Hackers can also target personal information as part of a broader attack: they can hold it hostage using ransomware or steal personal information to take control of executives’ email accounts and use it in phishing and business email compromise (BEC) scams.
- Identify all personally identifiable information in the organization’s systems.
- Minimize the collection and use of personally identifiable information and regularly dispose of information that is no longer needed.
- Categorize personally identifiable information based on sensitivity.
- Apply data security controls. Examples of controls include:
- Encryption: Encrypting personally identifiable information in transit, at rest, and in use using homomorphic encryption or sensitive computing can help ensure the security and compliance of personally identifiable information, regardless of where it is stored or processed.
- Identity and Access Management (IAM): Two-factor or multi-factor authentication can place more barriers between hackers and sensitive data. Similarly, enforcing the principle of least privilege through a zero-trust architecture and role-based access controls (RBAC) can limit the amount of personally identifiable information that hackers can access if they break into the network.
- Training: Employees learn how to properly handle and dispose of personally identifiable information.

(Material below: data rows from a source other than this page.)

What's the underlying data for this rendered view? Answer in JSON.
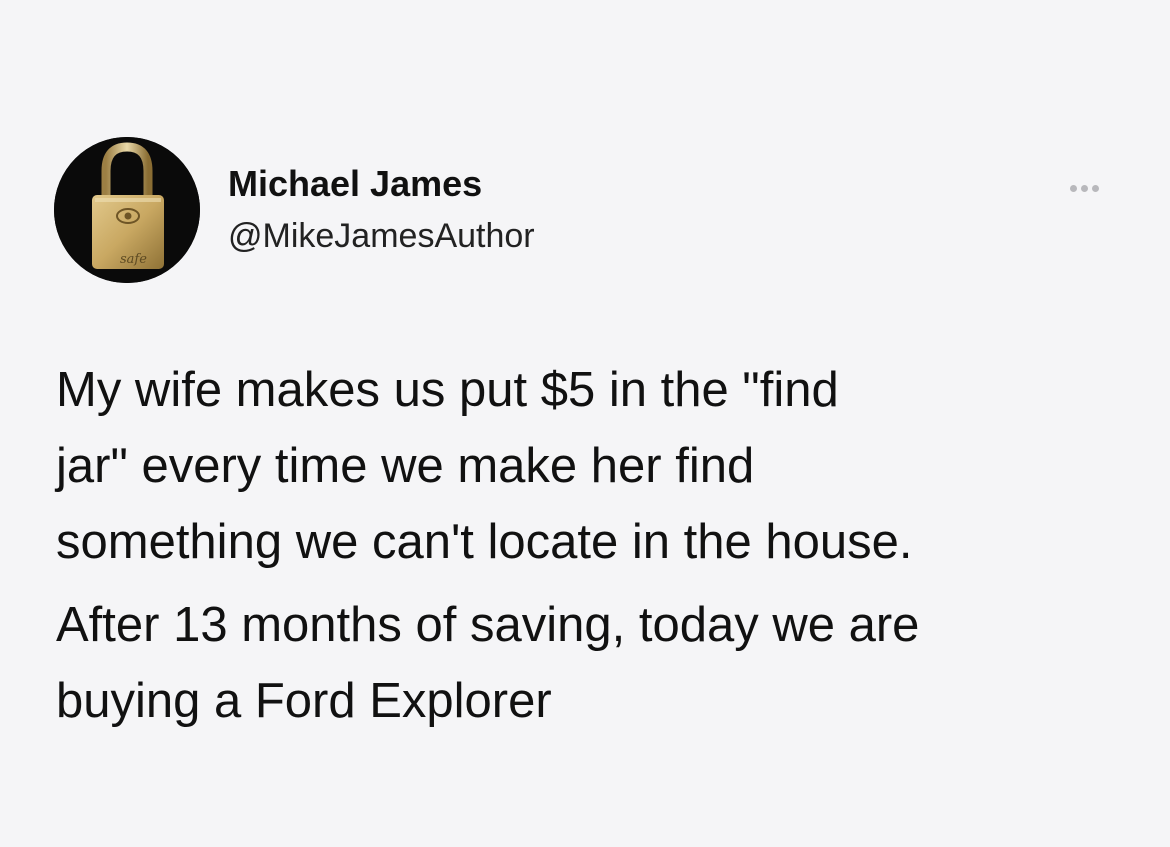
{
  "tweet": {
    "author": {
      "display_name": "Michael James",
      "handle": "@MikeJamesAuthor",
      "avatar_icon": "padlock-icon",
      "avatar_engraving": "safe"
    },
    "more_icon": "more-options-icon",
    "paragraphs": [
      "My wife makes us put $5 in the \"find\njar\" every time we make her find\nsomething we can't locate in the house.",
      "After 13 months of saving, today we are\nbuying a Ford Explorer"
    ]
  },
  "colors": {
    "background": "#f5f5f7",
    "text": "#111111",
    "avatar_background": "#0a0a0a",
    "padlock_gold": "#c9a862",
    "more_dots": "#b8b8bc"
  }
}
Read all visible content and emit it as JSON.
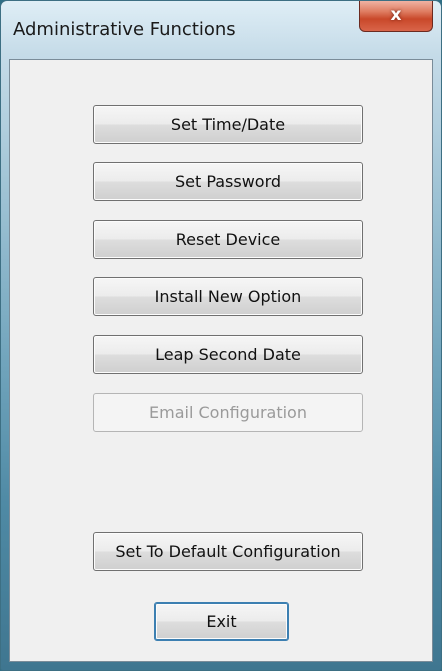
{
  "window": {
    "title": "Administrative Functions",
    "close_glyph": "x"
  },
  "buttons": {
    "set_time_date": "Set Time/Date",
    "set_password": "Set Password",
    "reset_device": "Reset Device",
    "install_new_option": "Install New Option",
    "leap_second_date": "Leap Second Date",
    "email_configuration": "Email Configuration",
    "set_default": "Set To Default Configuration",
    "exit": "Exit"
  }
}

Employees also learn how to protect their own personally identifiable information. This training covers areas such as anti-phishing, social engineering, and social media awareness.
Conclusion
Write an incident response plan in the event of a personal data leak or breach. It’s worth noting that NIST and other data privacy experts often recommend applying different controls to different data sets based on their sensitivity. Using strict controls for non-sensitive data can be cumbersome and costly.